The SBAR is a tensed clause with its own subject (the NP at 12 “he”), tensed verb (the VP at 13 “remembers”) and complement to that verb (the VP at 14 “starting”). It’s the ”the starting of his” passion that he’s remembering, not the passion. Starting is the head.
Here’s a simpler sentence:
He remember his passion starting early.
Its constituents are:
1 (S (NP He)
2 (VP remembers
3 (NP (NP his passion)
4 (VP starting
5 (ADVP early))))
6 .)
There now it’s his passion that he is remembering.
In contrast, for this sentence:
He remembers starting his passion early.
You instead get this:
1 (S (NP He)
2 (VP remembers
3 (VP starting
4 (NP his passion)
5 (ADVP early)))
6 .)
In which like the original sentence, he is remembering starting. The object complement of the verb remember is the VP “starting his passion early”

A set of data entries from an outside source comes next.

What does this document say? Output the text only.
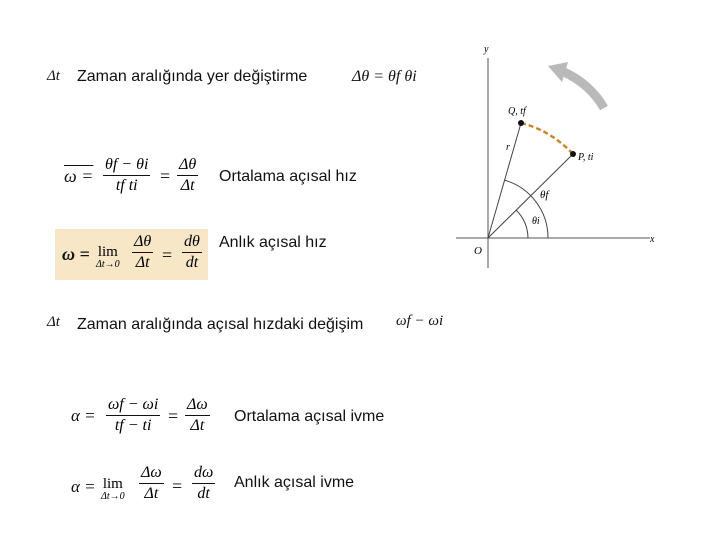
Δt Zaman aralığında yer değiştirme	Δθ = θf θi
ω =
θf − θi
tf ti	=
Δθ
Δt
Ortalama açısal hız
ω = lim
Δt→0
Δθ
Δt =
dθ
dt
Anlık açısal hız
Δt Zaman aralığında açısal hızdaki değişim ωf − ωi
α =
ωf − ωi
tf − ti =
Δω
Δt
Ortalama açısal ivme
α = lim
Δt→0
Δω
Δt =
dω
dt
Anlık açısal ivme
y
x
O
r
θf
θi
Q, tf
P, ti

Now, if you’re dearly committed to parts of speech, here you have some standard part-of-speech tags applied to individual words:
1 (ROOT
2 (S
3 (NP
4 (NP (DT The) (NN president))
5 (PP (IN of)
6 (NP (DT the) (NNP World) (NNP Bank))))
7 (VP (VBZ says)
8 (SBAR
9 (S
10 (NP (PRP he))
11 (VP (VBZ has)
12 (NP
13 (NP (DT a) (NN passion))
14 (PP (IN for)
15 (NP
16 (NP (NNP China)))
17 (, ,)
18 (SBAR
19 (WHNP (WDT which))
20 (S
21 (NP (PRP he))
22 (VP (VBZ remembers)
23 (S
24 (VP (VBG starting)
25 (ADVP (RB as) (RB early))
26 (PP (IN as)
27 (NP (PRP$ his) (NN childhood)))))))))))))))
28 (. .))
Yes, that’s harder to read because of all the labels for parts of speech, which can get in the way of paying attention to the crucial constituents if you aren’t used to it. Remember: it’s constituents that matter for grammatical syntax.
The part-of-speech tag used here for starting is VBG, which means it is an “-inG VerB”. These happen when the VPs they head get used as NPs or ADJPs (noun phrases or adjective phrases). They can also be used as sentence adverbials, especially in the initial position.
All you need to know here is that a VBG heads a VP; what that VP then attaches to doesn’t change that it’s a VBG. The VP that the VBG participates in takes regular verbal accouterments of adverbs, adverbial phrases, and verbal arguments (here read complements or objects).